According to its own statements, the government plans to subject miners to standard electricity tax rates, abolishing the policy of preferential tax treatment in order to generate additional revenue of NOK 150 million ($ 14,6 million) for this year and another NOK 110 million ($ 10,3 million) in 2023.

We are in a completely different situation in the power market now than when the reduced rate for data centers was introduced in 2016. In many places, the supply of power is now under pressure, which causes prices to rise. At the same time, we are seeing an increase in cryptocurrency mining in Norway. We need this power for the community. Therefore, the government will discontinue the scheme,” explained Minister of Finance Trygve Slagsvold Vedum in the proposal.

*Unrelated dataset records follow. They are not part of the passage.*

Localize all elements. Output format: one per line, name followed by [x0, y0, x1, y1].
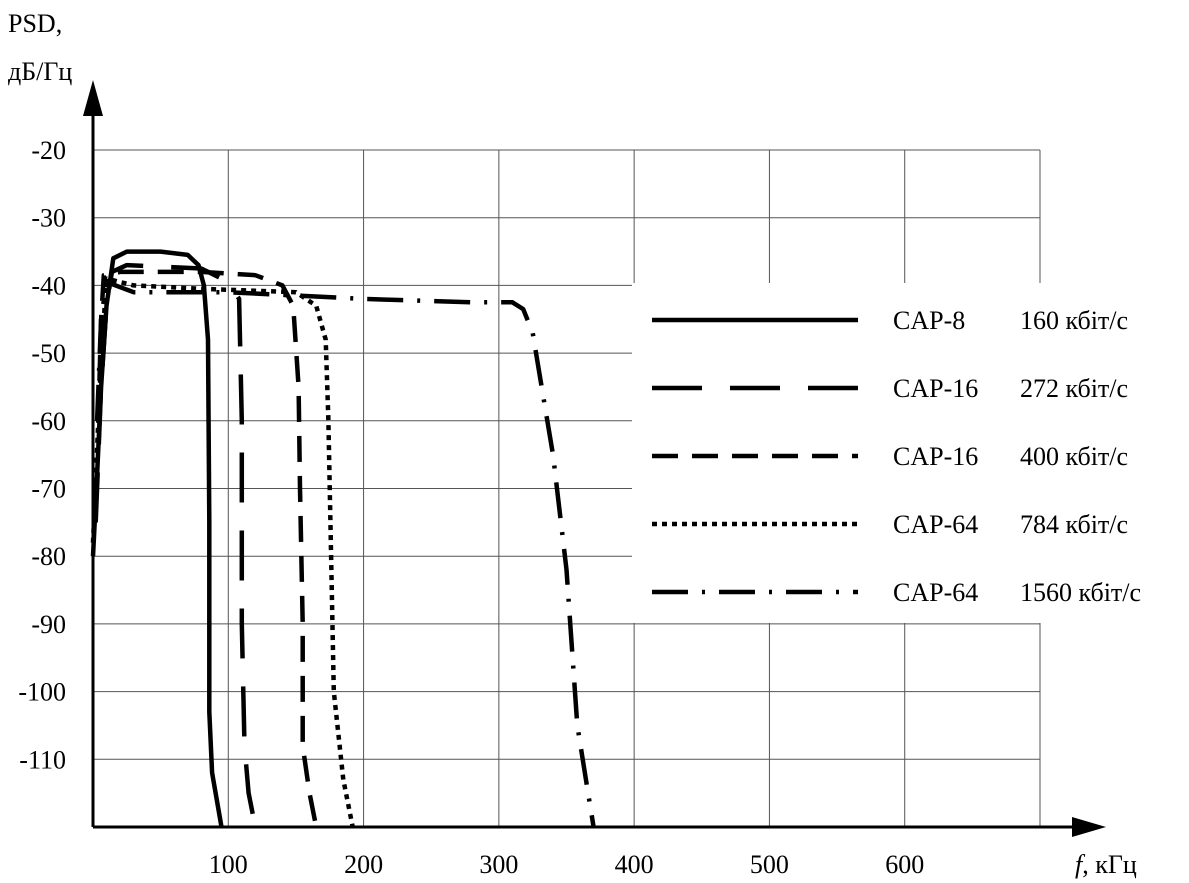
- series-line-1: [93, 262, 258, 828]
- legend-name-3: CAP-64: [893, 510, 978, 539]
- y-tick-label-8: -100: [18, 678, 66, 707]
- x-tick-label-4: 500: [750, 850, 789, 879]
- x-axis-title: f, кГц: [1075, 850, 1137, 879]
- legend-background: [632, 283, 1152, 623]
- y-tick-label-1: -30: [31, 204, 66, 233]
- legend-rate-4: 1560 кбіт/с: [1020, 578, 1141, 607]
- y-tick-label-6: -80: [31, 542, 66, 571]
- legend: CAP-8 160 кбіт/с CAP-16 272 кбіт/с CAP-16 400…: [652, 306, 1141, 607]
- x-tick-label-3: 400: [615, 850, 654, 879]
- y-axis-arrow-icon: [83, 80, 103, 116]
- x-axis-title-unit: , кГц: [1082, 850, 1137, 879]
- series-line-3: [90, 276, 355, 828]
- y-axis-title-line2: дБ/Гц: [8, 57, 72, 86]
- series-layer: [90, 249, 596, 828]
- x-tick-label-0: 100: [209, 850, 248, 879]
- legend-name-1: CAP-16: [893, 374, 978, 403]
- y-tick-label-5: -70: [31, 475, 66, 504]
- y-tick-label-9: -110: [19, 745, 66, 774]
- legend-name-2: CAP-16: [893, 442, 978, 471]
- y-tick-label-0: -20: [31, 136, 66, 165]
- x-tick-label-1: 200: [344, 850, 383, 879]
- y-tick-label-3: -50: [31, 339, 66, 368]
- y-tick-label-4: -60: [31, 407, 66, 436]
- tick-labels: -20 -30 -40 -50 -60 -70 -80 -90 -100 -110 100 200 30…: [18, 136, 924, 879]
- x-axis-arrow-icon: [1072, 817, 1106, 837]
- series-line-0: [90, 249, 224, 828]
- legend-rate-1: 272 кбіт/с: [1020, 374, 1128, 403]
- y-tick-label-7: -90: [31, 610, 66, 639]
- series-line-4: [94, 279, 596, 828]
- legend-name-0: CAP-8: [893, 306, 965, 335]
- x-axis-title-variable: f: [1075, 850, 1086, 879]
- axes: [83, 80, 1106, 837]
- y-tick-label-2: -40: [31, 271, 66, 300]
- legend-rate-3: 784 кбіт/с: [1020, 510, 1128, 539]
- legend-rate-2: 400 кбіт/с: [1020, 442, 1128, 471]
- y-axis-title-line1: PSD,: [8, 9, 62, 38]
- legend-name-4: CAP-64: [893, 578, 978, 607]
- series-line-2: [96, 269, 319, 828]
- x-tick-label-5: 600: [885, 850, 924, 879]
- legend-rate-0: 160 кбіт/с: [1020, 306, 1128, 335]
- x-tick-label-2: 300: [479, 850, 518, 879]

According to the proposal, power for data centers will thus be subject to electricity tax according to general rates, in the same way as power for other service industries. At the moment, electricity rate for data centers in Norway is reduced at 0.546 øre per kWh (0.0056 krone), while the general tax rate on electricity is 15.41 øre pr Kwh, so the reduced tax is only 3.54% of the normal tax rate.

Previous investigations show that it is not practically possible to distinguish between power used for the extraction of cryptocurrency and other purposes in the data centres. If mining of cryptocurrency is to be subject to electricity tax at the normal rate, therefore, the reduced rate for power to data centers must be phased out in its entirety, the proposal states.